Plane skids off runway as ice and snow pummel the Northeast

A nasty mix of freezing rain, snow and widespread ice is bombarding much of Connecticut and Massachusetts on Wednesday, forecasters said.

The most important concern is icing, the National Weather Service in Boston said. With temperatures warming Wednesday afternoon, those coastal states will likely switch from snow to freezing rain, resulting in ice accumulation.

“Anticipate very slippery conditions on untreated surfaces,” especially during the evening commute, the weather service said.

Further inland, upstate New Yorkers have a different problem to worry about.

“It will stay all snow for interior sections of the Northeast, with over a foot of snow on the way to parts of upstate New York and New England,’ CNN meteorologist Dave Hennen said.

More than 800 flights have already been canceled Wednesday, including many at Boston, New York and Baltimore airports.

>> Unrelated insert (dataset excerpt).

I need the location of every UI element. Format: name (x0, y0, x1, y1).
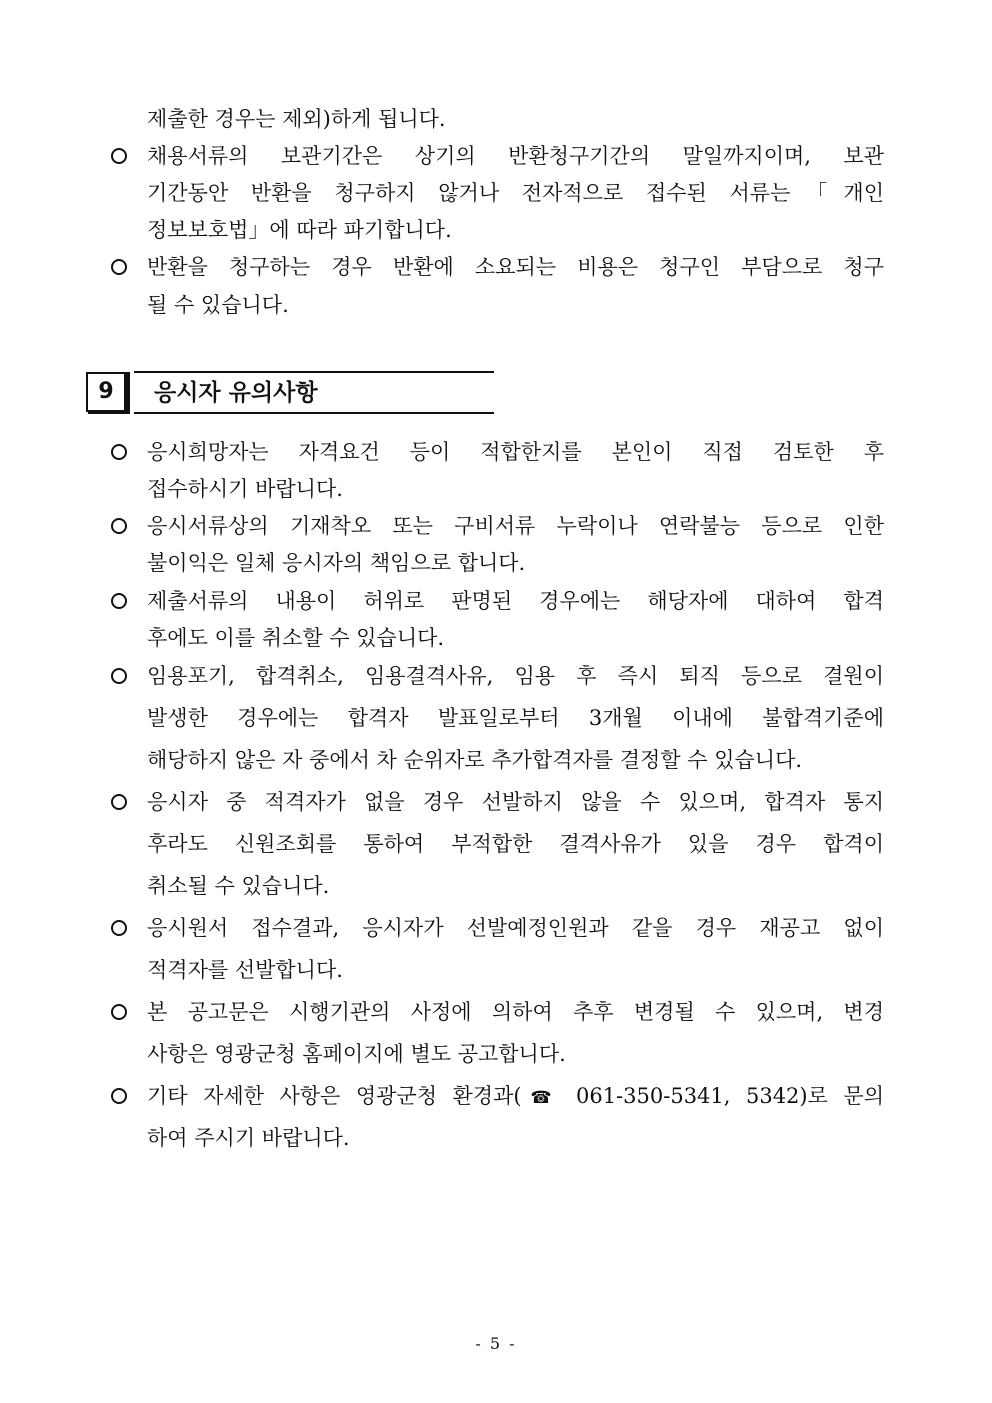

Lilith Christiansen was on a plane at the Baltimore/Washington international airport, ready to go on vacation in Jamaica, when her plans slid off course.

“We were a little delayed for de-icing and the weather hold. Then we started to take off, hit a patch of ice and skidded off the runway,” she said. “It was really jerky and swervy. Then we came to an abrupt halt.”

No injuries were reported, Baltimore/Washington International Thurgood Marshall Airport said.

While the Northeast gets frigid weather, the Southeast gets a deluge.

Strong storms are tearing across the region Wednesday. While rain is a welcome gift to drought-stricken Alabama, Georgia and Mississippi, those states might see too much rain and end up with flooding.